Bea eut un sourire pincé.
– D'ailleurs, je n'ai plus rien à faire à Barcelone après tant d'années...
Je vis que son regard était las, triste.
– J'ai entendu dire qu'El Ferrol était une ville fascinante. Pleine de vie. Et les fruits de mer, il paraît qu'ils sont sublimes. Surtout les araignées.
Bea soupira en hochant la tête. Je crus qu'elle allait pleurer de rage, mais elle était trop fière. Elle rit tranquillement.
– Au bout de dix ans, tu n'as toujours pas perdu l'envie de m'insulter, n'est-ce pas, Daniel ? Eh bien vas-y, vide ton sac. C'est ma faute, j'ai cru que nous pourrions peut-être devenir amis, ou faire semblant de l'être, mais je suppose que je ne vaux pas mon frère, Pardonne-moi de t'avoir fait perdre ton temps.
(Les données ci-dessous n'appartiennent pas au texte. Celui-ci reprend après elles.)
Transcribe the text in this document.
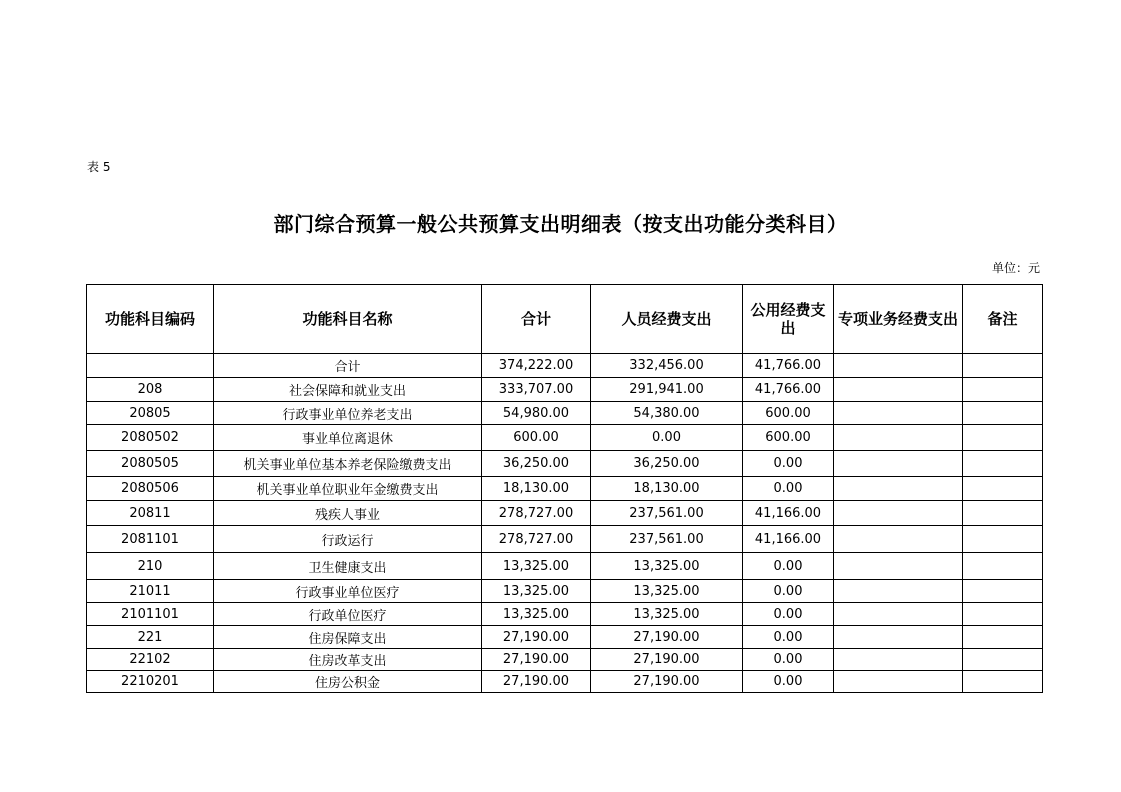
表 5
部门综合预算一般公共预算支出明细表（按支出功能分类科目）
单位：元
功能科目编码	功能科目名称	合计	人员经费支出	公用经费支出	专项业务经费支出	备注
	合计	374,222.00	332,456.00	41,766.00		
208	社会保障和就业支出	333,707.00	291,941.00	41,766.00		
20805	行政事业单位养老支出	54,980.00	54,380.00	600.00		
2080502	事业单位离退休	600.00	0.00	600.00		
2080505	机关事业单位基本养老保险缴费支出	36,250.00	36,250.00	0.00		
2080506	机关事业单位职业年金缴费支出	18,130.00	18,130.00	0.00		
20811	残疾人事业	278,727.00	237,561.00	41,166.00		
2081101	行政运行	278,727.00	237,561.00	41,166.00		
210	卫生健康支出	13,325.00	13,325.00	0.00		
21011	行政事业单位医疗	13,325.00	13,325.00	0.00		
2101101	行政单位医疗	13,325.00	13,325.00	0.00		
221	住房保障支出	27,190.00	27,190.00	0.00		
22102	住房改革支出	27,190.00	27,190.00	0.00		
2210201	住房公积金	27,190.00	27,190.00	0.00		
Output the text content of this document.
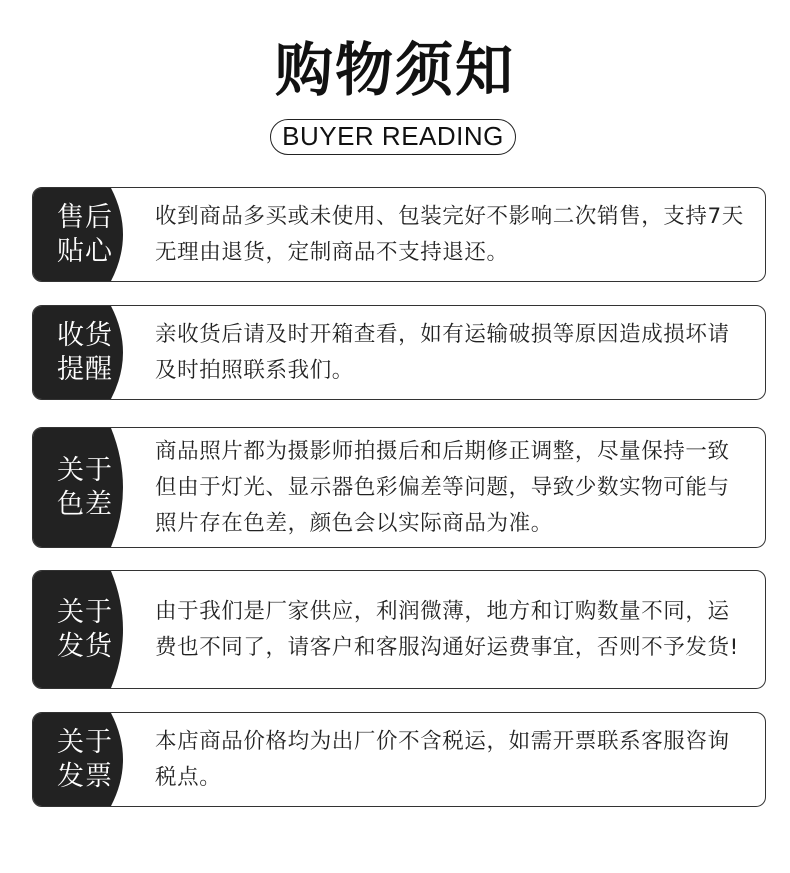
购物须知
BUYER READING
售后
贴心
收到商品多买或未使用、包装完好不影响二次销售，支持7天无理由退货，定制商品不支持退还。
收货
提醒
亲收货后请及时开箱查看，如有运输破损等原因造成损坏请及时拍照联系我们。
关于
色差
商品照片都为摄影师拍摄后和后期修正调整，尽量保持一致但由于灯光、显示器色彩偏差等问题，导致少数实物可能与照片存在色差，颜色会以实际商品为准。
关于
发货
由于我们是厂家供应，利润微薄，地方和订购数量不同，运费也不同了，请客户和客服沟通好运费事宜，否则不予发货!
关于
发票
本店商品价格均为出厂价不含税运，如需开票联系客服咨询税点。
Elle me tourna le dos et partit dans le couloir qui conduisait à la bibliothèque. Je la vis s'éloigner, marchant sur les carreaux noirs et blancs, son ombre fendant le rideau de lumière qui tombait des baies vitrées.
– Bea, attends.
Je me traitai de tous les noms et me lançai à sa poursuite. J’ m’arrêtai au milieu du couloir en l'attrapant par le bras. Elle me jeta un regard incendiaire.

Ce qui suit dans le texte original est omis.